“什么?懵懵,你怎么了?”肖正皺著眉頭,卻礙于腰傷不能動,看著孟丹兒在地上張牙舞爪,只能在心里干著急。
不好,孟丹兒的雙腳越來越癢,明顯的感覺自己的五根腳趾漸漸合二為一,變成了兩只腳爪。“你閉眼!”肖正不為所動。孟丹兒的雙腿越發緊澀,撐不住了。

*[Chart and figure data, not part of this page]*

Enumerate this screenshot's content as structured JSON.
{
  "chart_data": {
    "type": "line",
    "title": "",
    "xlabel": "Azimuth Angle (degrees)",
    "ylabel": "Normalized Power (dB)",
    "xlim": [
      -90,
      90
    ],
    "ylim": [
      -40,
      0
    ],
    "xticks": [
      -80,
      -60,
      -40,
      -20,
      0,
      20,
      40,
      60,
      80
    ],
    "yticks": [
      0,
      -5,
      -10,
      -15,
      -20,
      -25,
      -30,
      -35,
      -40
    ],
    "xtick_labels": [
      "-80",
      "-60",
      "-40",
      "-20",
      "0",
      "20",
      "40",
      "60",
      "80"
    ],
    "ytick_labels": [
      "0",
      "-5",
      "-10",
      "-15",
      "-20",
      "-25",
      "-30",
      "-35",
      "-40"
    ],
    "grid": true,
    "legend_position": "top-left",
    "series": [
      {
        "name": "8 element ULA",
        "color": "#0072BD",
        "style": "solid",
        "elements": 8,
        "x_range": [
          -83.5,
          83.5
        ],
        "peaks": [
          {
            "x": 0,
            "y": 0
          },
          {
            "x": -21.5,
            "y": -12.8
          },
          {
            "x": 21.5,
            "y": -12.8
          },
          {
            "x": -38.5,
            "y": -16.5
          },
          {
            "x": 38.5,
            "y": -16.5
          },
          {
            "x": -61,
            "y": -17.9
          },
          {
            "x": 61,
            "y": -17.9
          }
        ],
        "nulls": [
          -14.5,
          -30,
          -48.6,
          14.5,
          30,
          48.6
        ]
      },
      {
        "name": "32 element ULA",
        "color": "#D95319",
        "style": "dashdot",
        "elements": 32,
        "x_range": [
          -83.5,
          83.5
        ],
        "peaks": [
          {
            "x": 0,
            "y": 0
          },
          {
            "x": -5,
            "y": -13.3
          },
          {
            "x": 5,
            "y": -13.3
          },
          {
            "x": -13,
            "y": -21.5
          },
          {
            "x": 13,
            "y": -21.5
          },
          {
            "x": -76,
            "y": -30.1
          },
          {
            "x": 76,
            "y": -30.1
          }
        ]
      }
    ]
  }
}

孟丹兒縱身躍起,彈到肖正身上,“閉眼睛!”孟丹兒命令道,隨即俯下頭,張開自己的小嘴兒,學著戲文里那樣,一口嘬住了肖正的雙唇。
孟丹兒嘴開頜大,幾乎含住對方半張臉,不像是親熱,更像是吃人。
“唔……。”肖正被這猝不及防搞得心猿意馬,索性聽話的閉上眼睛享受著,鼻孔微顫,貪婪的吮吸孟丹兒身上沁出的幽香。此刻,孟丹兒徹底解脫,還好那米酒醪糟并不上頭,孟丹兒只有兩只小腿變成了黑棕色的豬腿,上身還如少女一般玲瓏有致。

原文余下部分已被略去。